Aparentemente, funcionou: por mais que se tivesse concluído que toda a
discussão foi ridícula, que se saiba só o contrato com o ISCSP avançou.
Isto é, tanto quanto se sabe, as outras duas instituições (uma pública e uma
privada) desapareceram de cena. Ou seja, é razoável supor que os protestos
produziram dano efectivo na vida de Passos Coelho: antes dos protestos havia
três universidades interessadas na sua contratação, depois dos protestos só uma
realmente avançou.
A regra não-escrita é conhecida: “quem se mete com o PS, leva”. E se Passos Coelho é um
exemplo óbvio e recente, existem muitos outros. Veja-se a onda de ódio que caiu
subitamente sobre Nádia Piazza assim que foi tornada pública a sua participação
num grupo de trabalho do CDS – insinuações, ataque à sua credibilidade,
desrespeito total pela sua decisão e pela sua perda pessoal. E uma mensagem
clara: qualquer independente que, como ela, colabore com críticos do governo PS
será alvo de retaliação. Recordem-se também as ameaças (físicas e
profissionais) de que tem sido alvo o juiz Carlos Alexandre, que lidera as
investigações a José Sócrates e a Ricardo Salgado, cujo objectivo não poderia
ser mais claro: dissuadir quem investiga. Ou, em escalas menos públicas mas
igualmente intimidatórias, reveja-se como humoristas, jornalistas ou
cronistas pagam o preço profissional quando o seu trabalho tem por alvo figuras
influentes do regime e do aparelho socialista.
Dir-me-ão que nada disto é novo. Certo: o PS sempre se considerou dono
do regime e agiu como tal impondo-se no controlo dos negócios, da comunicação
social e das movimentações na sociedade civil – afinal, não é um acaso que
Sócrates tenha feito o que fez, ao lado de quem fez e durante tanto tempo sem
que uma alma o denunciasse. Mas o ponto agora a reter é que, com as mãos dadas
a PCP e BE, o domínio do PS não enfraqueceu – pelo contrário, tem tudo para se
acentuar, pela simples razão que encontra ainda menos obstáculos.
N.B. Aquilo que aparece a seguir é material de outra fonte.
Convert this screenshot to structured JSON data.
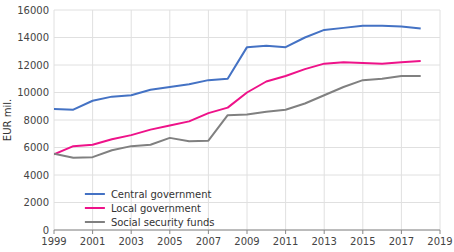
{
  "chart_data": {
    "type": "line",
    "ylabel": "EUR mil.",
    "x": [
      1999,
      2000,
      2001,
      2002,
      2003,
      2004,
      2005,
      2006,
      2007,
      2008,
      2009,
      2010,
      2011,
      2012,
      2013,
      2014,
      2015,
      2016,
      2017,
      2018
    ],
    "xlim": [
      1999,
      2019
    ],
    "ylim": [
      0,
      16000
    ],
    "xticks": [
      1999,
      2001,
      2003,
      2005,
      2007,
      2009,
      2011,
      2013,
      2015,
      2017,
      2019
    ],
    "yticks": [
      0,
      2000,
      4000,
      6000,
      8000,
      10000,
      12000,
      14000,
      16000
    ],
    "grid": true,
    "legend": "lower left",
    "series": [
      {
        "name": "Central government",
        "color": "#4472C4",
        "values": [
          8800,
          8750,
          9400,
          9700,
          9800,
          10200,
          10400,
          10600,
          10900,
          11000,
          13300,
          13400,
          13300,
          14000,
          14550,
          14700,
          14850,
          14850,
          14800,
          14650
        ]
      },
      {
        "name": "Local government",
        "color": "#EE1289",
        "values": [
          5500,
          6100,
          6200,
          6600,
          6900,
          7300,
          7600,
          7900,
          8500,
          8900,
          10000,
          10800,
          11200,
          11700,
          12100,
          12200,
          12150,
          12100,
          12200,
          12300
        ]
      },
      {
        "name": "Social security funds",
        "color": "#808080",
        "values": [
          5550,
          5250,
          5300,
          5800,
          6100,
          6200,
          6700,
          6450,
          6500,
          8350,
          8400,
          8600,
          8750,
          9200,
          9800,
          10400,
          10900,
          11000,
          11200,
          11200
        ]
      }
    ]
  }
}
É mais do que sabido que uma das razões do
sucesso do actual governo está no controlo da contestação social organizada –
factor para o qual contribuem PCP e BE, diminuindo a crispação nas suas
estruturas sindicais e profissionais. O que menos vezes é assinalado é que esse
controlo da máquina do protesto não serve só para influenciar o ambiente do
debate político e a tomada de decisão quanto a medidas concretas. Esse domínio
do poder e do protesto organizado, estendido às redes sociais através de contas
(algumas anónimas) com milhares de seguidores, é também uma arma de intimidação
constantemente apontada a quem ousa desafiar os planos dos seus titulares. A
retaliação é implacável: acusações, pressões institucionais, agressões pessoais
e envolvimento da família – o que for necessário para, mais do que abafar a
mensagem, fazer o mensageiro pagar o preço. E, assim, lançar também um aviso
público: quem ponderar seguir pelo mesmo caminho fica a saber o que esperar.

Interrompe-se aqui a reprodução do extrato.